Second, Roosevelt was a hands-on leader bursting with energy. It was his energy and leadership that garnered the deep and abiding respect of Dakota ranchers and the Rough Riders. As president, he exercised this energy and leadership consistently. Let me provide just five examples:

• In 1902, miners in Pennsylvania went on strike. In the first federal intervention of a labor dispute, Roosevelt set up a fact-finding commission which caused the miners to suspend their strike. The strike did not resume because the miners obtained more money for fewer hours while the owners obtained higher prices for coal.

• Roosevelt worked with his Secretary of State John Hay (who had been Lincoln's twentysomething personal secretary) in negotiating and obtaining the Senate ratification of a 1903 treaty with Great Britain to create a joint commission to resolve the boundary between Alaska and Canada, a dispute that originated in 1821 between Great Britain and Russia and had lingered since then, including during the 36 years since the 1867 acquisition of Alaska by the United States. Think of this commission as a kind of supercommittee, but instead of six Republicans and six Democrats, it consisted of three Americans and three Britons. Surely there would be deadlock, but instead the Americans came away in October of the same year with a resolution favorable to the United States.

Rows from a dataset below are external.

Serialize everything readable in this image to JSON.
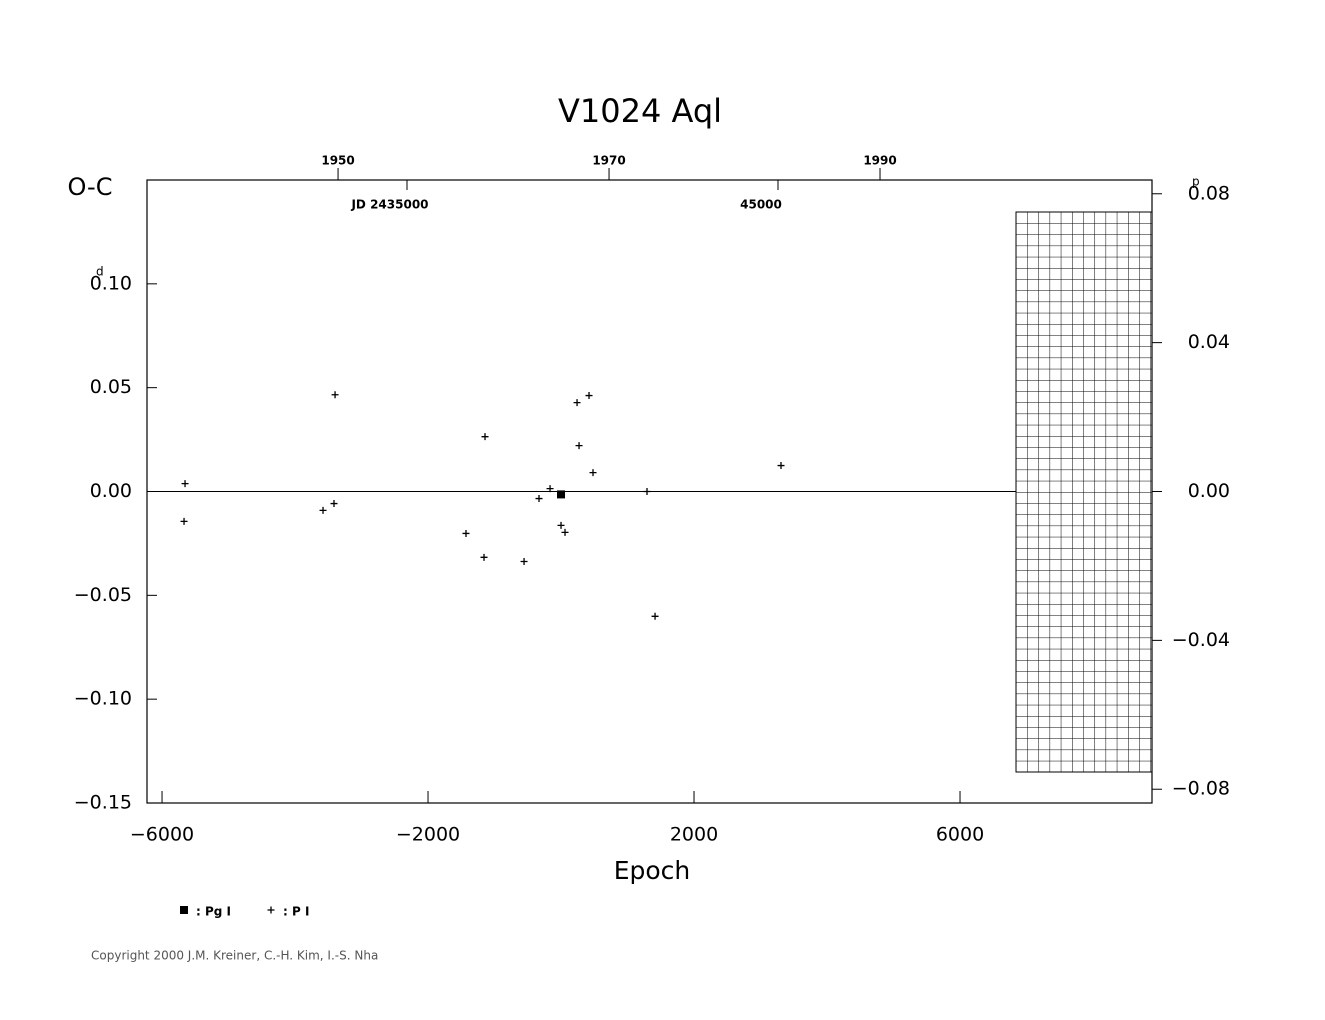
{
  "chart_data": {
    "type": "scatter",
    "title": "V1024 Aql",
    "y_label": "O-C",
    "x_label": "Epoch",
    "y_unit": "d",
    "y2_unit": "p",
    "xlim": [
      -6226,
      8887
    ],
    "xticks": [
      {
        "value": -6000,
        "label": "−6000"
      },
      {
        "value": -2000,
        "label": "−2000"
      },
      2000,
      6000
    ],
    "ylim": [
      -0.15,
      0.15
    ],
    "yticks": [
      {
        "value": 0.1,
        "label": "0.10"
      },
      0.05,
      {
        "value": 0,
        "label": "0.00"
      },
      {
        "value": -0.05,
        "label": "−0.05"
      },
      {
        "value": -0.1,
        "label": "−0.10"
      },
      {
        "value": -0.15,
        "label": "−0.15"
      }
    ],
    "y2lim": [
      -0.0837,
      0.0837
    ],
    "y2ticks": [
      {
        "value": 0.08,
        "label": "0.08"
      },
      0.04,
      {
        "value": 0,
        "label": "0.00"
      },
      {
        "value": -0.04,
        "label": "−0.04"
      },
      {
        "value": -0.08,
        "label": "−0.08"
      }
    ],
    "x2ticks": [
      {
        "value": -3353,
        "label": "1950"
      },
      {
        "value": 722,
        "label": "1970"
      },
      {
        "value": 4797,
        "label": "1990"
      }
    ],
    "jd_ticks": [
      {
        "value": -2316,
        "label": "JD 2435000"
      },
      {
        "value": 3263,
        "label": "45000"
      }
    ],
    "series": [
      {
        "name": ": Pg I",
        "marker": "square",
        "color": "#000000",
        "x": [
          0
        ],
        "values": [
          -0.0014
        ]
      },
      {
        "name": ": P I",
        "marker": "plus",
        "color": "#000000",
        "x": [
          -5654,
          -5669,
          -3398,
          -3414,
          -3579,
          -1143,
          -1429,
          -1158,
          -556,
          -331,
          -165,
          0,
          60,
          241,
          421,
          271,
          481,
          1293,
          1414,
          3308
        ],
        "values": [
          0.0038,
          -0.0144,
          0.0466,
          -0.0058,
          -0.0091,
          0.0264,
          -0.0202,
          -0.0317,
          -0.0337,
          -0.0034,
          0.0014,
          -0.0163,
          -0.0197,
          0.0428,
          0.0462,
          0.0221,
          0.0091,
          0.0,
          -0.0601,
          0.0125
        ]
      }
    ],
    "copyright": "Copyright 2000 J.M. Kreiner, C.-H. Kim, I.-S. Nha"
  }
}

• In late 1905, Roosevelt mediated the end of a war between Russia and Japan -- for which he obtained the Nobel Peace Prize, the first Nobel Prize in any subject awarded to an American. (I am sorry that I reminded you that Obama received the Nobel Peace Prize for -- doing nothing.) Just a few months later, Roosevelt mediated a dispute between Germany and France over Morocco.

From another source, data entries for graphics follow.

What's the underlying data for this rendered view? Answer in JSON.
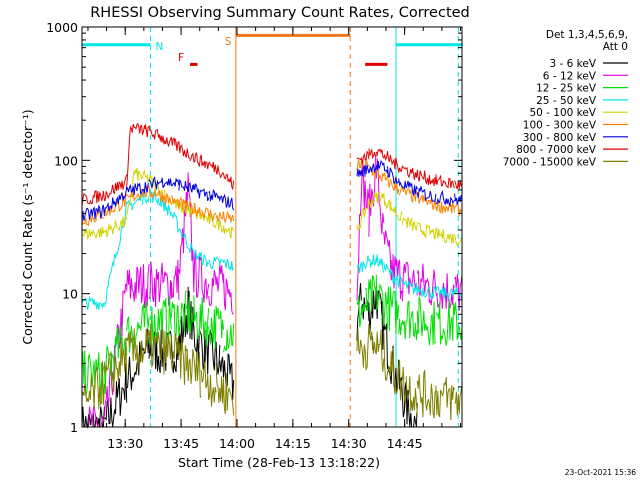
{
  "chart_data": {
    "type": "line",
    "title": "RHESSI Observing Summary Count Rates, Corrected",
    "xlabel": "Start Time (28-Feb-13 13:18:22)",
    "ylabel": "Corrected Count Rate (s⁻¹ detector⁻¹)",
    "x_unit": "minutes since 13:18:22",
    "xlim": [
      0,
      102
    ],
    "ylim": [
      1,
      1000
    ],
    "yscale": "log",
    "x_ticks": [
      {
        "t": 11.6,
        "label": "13:30"
      },
      {
        "t": 26.6,
        "label": "13:45"
      },
      {
        "t": 41.6,
        "label": "14:00"
      },
      {
        "t": 56.6,
        "label": "14:15"
      },
      {
        "t": 71.6,
        "label": "14:30"
      },
      {
        "t": 86.6,
        "label": "14:45"
      }
    ],
    "y_ticks": [
      {
        "v": 1,
        "label": "1"
      },
      {
        "v": 10,
        "label": "10"
      },
      {
        "v": 100,
        "label": "100"
      },
      {
        "v": 1000,
        "label": "1000"
      }
    ],
    "legend": {
      "placement": "top-right",
      "header": [
        "Det 1,3,4,5,6,9,",
        "Att 0"
      ]
    },
    "flags": [
      {
        "name": "N",
        "label": "N",
        "color": "#00e5e5",
        "segments": [
          [
            0,
            18.4
          ],
          [
            84.3,
            102
          ]
        ],
        "y": 736
      },
      {
        "name": "F",
        "label": "F",
        "color": "#e00000",
        "segments": [
          [
            29,
            31
          ],
          [
            76,
            82
          ]
        ],
        "y": 524
      },
      {
        "name": "S",
        "label": "S",
        "color": "#f07a1a",
        "segments": [
          [
            41.3,
            72
          ]
        ],
        "y": 866
      }
    ],
    "vertical_lines": [
      {
        "t": 18.4,
        "color": "#00e5e5",
        "style": "dashed"
      },
      {
        "t": 41.3,
        "color": "#f07a1a",
        "style": "solid"
      },
      {
        "t": 72.0,
        "color": "#f07a1a",
        "style": "dashed"
      },
      {
        "t": 84.3,
        "color": "#00e5e5",
        "style": "solid"
      },
      {
        "t": 101.0,
        "color": "#00e5e5",
        "style": "dashed"
      }
    ],
    "series": [
      {
        "name": "3 - 6 keV",
        "color": "#000000",
        "values": [
          [
            0,
            1
          ],
          [
            6,
            1
          ],
          [
            12,
            2.2
          ],
          [
            18,
            4
          ],
          [
            22,
            3.5
          ],
          [
            26,
            4
          ],
          [
            28.5,
            8
          ],
          [
            30,
            5
          ],
          [
            33,
            3.8
          ],
          [
            37,
            3
          ],
          [
            40.7,
            2
          ],
          [
            73.8,
            6
          ],
          [
            75,
            9
          ],
          [
            77,
            7
          ],
          [
            79,
            10
          ],
          [
            80.5,
            6
          ],
          [
            82,
            4
          ],
          [
            84,
            2.5
          ],
          [
            86,
            1.8
          ],
          [
            88,
            1.2
          ],
          [
            90,
            1
          ]
        ]
      },
      {
        "name": "6 - 12 keV",
        "color": "#e000e0",
        "values": [
          [
            0,
            1
          ],
          [
            6,
            1
          ],
          [
            12,
            11
          ],
          [
            18,
            12
          ],
          [
            24,
            11.5
          ],
          [
            26,
            13
          ],
          [
            28.5,
            60
          ],
          [
            30,
            14
          ],
          [
            34,
            12
          ],
          [
            38,
            11
          ],
          [
            40.7,
            10
          ],
          [
            73.8,
            10
          ],
          [
            75,
            80
          ],
          [
            77,
            40
          ],
          [
            79,
            90
          ],
          [
            81,
            25
          ],
          [
            83,
            15
          ],
          [
            86,
            13
          ],
          [
            90,
            12
          ],
          [
            95,
            11
          ],
          [
            100,
            10.5
          ],
          [
            102,
            10
          ]
        ]
      },
      {
        "name": "12 - 25 keV",
        "color": "#00e000",
        "values": [
          [
            0,
            2.5
          ],
          [
            6,
            2.5
          ],
          [
            12,
            5
          ],
          [
            18,
            6
          ],
          [
            24,
            6.5
          ],
          [
            28,
            7
          ],
          [
            30,
            6.5
          ],
          [
            34,
            6
          ],
          [
            38,
            5.5
          ],
          [
            40.7,
            5
          ],
          [
            73.8,
            7
          ],
          [
            76,
            8
          ],
          [
            79,
            10
          ],
          [
            82,
            8
          ],
          [
            85,
            7
          ],
          [
            90,
            6.5
          ],
          [
            95,
            6
          ],
          [
            100,
            6
          ],
          [
            102,
            6
          ]
        ]
      },
      {
        "name": "25 - 50 keV",
        "color": "#00e5e5",
        "values": [
          [
            0,
            8.5
          ],
          [
            6,
            8.5
          ],
          [
            12,
            44
          ],
          [
            16,
            52
          ],
          [
            18,
            55
          ],
          [
            21,
            50
          ],
          [
            24,
            40
          ],
          [
            27,
            28
          ],
          [
            30,
            20
          ],
          [
            34,
            17
          ],
          [
            38,
            17
          ],
          [
            40.7,
            16
          ],
          [
            73.8,
            15
          ],
          [
            76,
            17
          ],
          [
            79,
            18
          ],
          [
            81,
            16
          ],
          [
            84,
            13
          ],
          [
            88,
            11
          ],
          [
            92,
            10.5
          ],
          [
            97,
            10
          ],
          [
            102,
            10
          ]
        ]
      },
      {
        "name": "50 - 100 keV",
        "color": "#d2d200",
        "values": [
          [
            0,
            28
          ],
          [
            6,
            29
          ],
          [
            12,
            35
          ],
          [
            14,
            80
          ],
          [
            18,
            72
          ],
          [
            22,
            56
          ],
          [
            26,
            45
          ],
          [
            30,
            40
          ],
          [
            34,
            36
          ],
          [
            38,
            32
          ],
          [
            40.7,
            28
          ],
          [
            73.8,
            30
          ],
          [
            77,
            48
          ],
          [
            80,
            55
          ],
          [
            83,
            45
          ],
          [
            86,
            36
          ],
          [
            90,
            31
          ],
          [
            95,
            28
          ],
          [
            100,
            26
          ],
          [
            102,
            25
          ]
        ]
      },
      {
        "name": "100 - 300 keV",
        "color": "#ff8000",
        "values": [
          [
            0,
            35
          ],
          [
            6,
            40
          ],
          [
            12,
            50
          ],
          [
            16,
            58
          ],
          [
            20,
            57
          ],
          [
            24,
            50
          ],
          [
            28,
            45
          ],
          [
            32,
            42
          ],
          [
            36,
            38
          ],
          [
            40.7,
            36
          ],
          [
            73.8,
            90
          ],
          [
            76,
            92
          ],
          [
            79,
            80
          ],
          [
            82,
            70
          ],
          [
            85,
            60
          ],
          [
            90,
            52
          ],
          [
            95,
            46
          ],
          [
            100,
            43
          ],
          [
            102,
            42
          ]
        ]
      },
      {
        "name": "300 - 800 keV",
        "color": "#0000e0",
        "values": [
          [
            0,
            38
          ],
          [
            6,
            42
          ],
          [
            12,
            58
          ],
          [
            18,
            65
          ],
          [
            22,
            70
          ],
          [
            26,
            66
          ],
          [
            30,
            60
          ],
          [
            34,
            55
          ],
          [
            38,
            50
          ],
          [
            40.7,
            47
          ],
          [
            73.8,
            78
          ],
          [
            76,
            84
          ],
          [
            79,
            92
          ],
          [
            82,
            85
          ],
          [
            85,
            68
          ],
          [
            90,
            58
          ],
          [
            95,
            53
          ],
          [
            100,
            51
          ],
          [
            102,
            50
          ]
        ]
      },
      {
        "name": "800 - 7000 keV",
        "color": "#e00000",
        "values": [
          [
            0,
            50
          ],
          [
            6,
            55
          ],
          [
            12,
            70
          ],
          [
            13,
            175
          ],
          [
            17,
            168
          ],
          [
            21,
            150
          ],
          [
            25,
            130
          ],
          [
            29,
            110
          ],
          [
            33,
            95
          ],
          [
            37,
            85
          ],
          [
            40.7,
            65
          ],
          [
            73.8,
            100
          ],
          [
            77,
            110
          ],
          [
            79,
            120
          ],
          [
            82,
            105
          ],
          [
            85,
            90
          ],
          [
            90,
            78
          ],
          [
            95,
            70
          ],
          [
            100,
            66
          ],
          [
            102,
            65
          ]
        ]
      },
      {
        "name": "7000 - 15000 keV",
        "color": "#808000",
        "values": [
          [
            0,
            1.4
          ],
          [
            6,
            2.2
          ],
          [
            12,
            3.5
          ],
          [
            18,
            4
          ],
          [
            24,
            3.6
          ],
          [
            28,
            3
          ],
          [
            32,
            2.5
          ],
          [
            36,
            2
          ],
          [
            40.7,
            1.7
          ],
          [
            73.8,
            3.8
          ],
          [
            78,
            4.2
          ],
          [
            81,
            3.5
          ],
          [
            84,
            2.5
          ],
          [
            87,
            2
          ],
          [
            90,
            1.8
          ],
          [
            95,
            1.7
          ],
          [
            100,
            1.6
          ],
          [
            102,
            1.6
          ]
        ]
      }
    ],
    "gap": [
      41.3,
      73.8
    ]
  },
  "footer": {
    "timestamp": "23-Oct-2021 15:36"
  }
}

• You may disagree with Roosevelt's conservation policies and how he used his presidential powers to identify various lands as federally protected, but for three days in May, 1908, he convened a conference on conservation at the White House attended by 360 people: 45 state and territorial governors; commissioners of Indian affairs; his entire Cabinet (except for two traveling); the full Supreme Court; a large number of Senators and Representatives; representatives from 68 professional societies such as forestry, mining, scenic and historical preservation, farming, lumber; 21 reporters; and experts in such fields as geography, entomology, biology, and soil. (Edmund Morris, Theodore Rex (2001).) By contrast, on February 25, 2010, Obama convened a one-day Health Care Summit at Blair House. He invited about three dozen people, all of them government officials and politicians: the congressional leadership of the Senate and House, the chair and ranking member of the relevant committees, eight additional members of Congress, and some Executive Branch personnel. Senator John McCain, his opponent in the 2008 election, was one of those who attended and you may recall that the President snippily told him, "The election is over, John."

There is no need to detail here what others have recounted about how President Obama was absent on the debates this past spring and summer on the deficit reduction (including being fully silent on the recommendations of his own presidentially appointed commission) and budget (the country has been without a budget because of inaction by the Senate Democrats for two fiscal years). Obama's one-time golf date on June 18, 2011, with Speaker Boehner, in which they did not achieve resolution, was not channeling Roosevelt. Obama has not met with Republicans for over five months.

No, folks, President Obama is totally incapable of channeling the capable Theodore Roosevelt.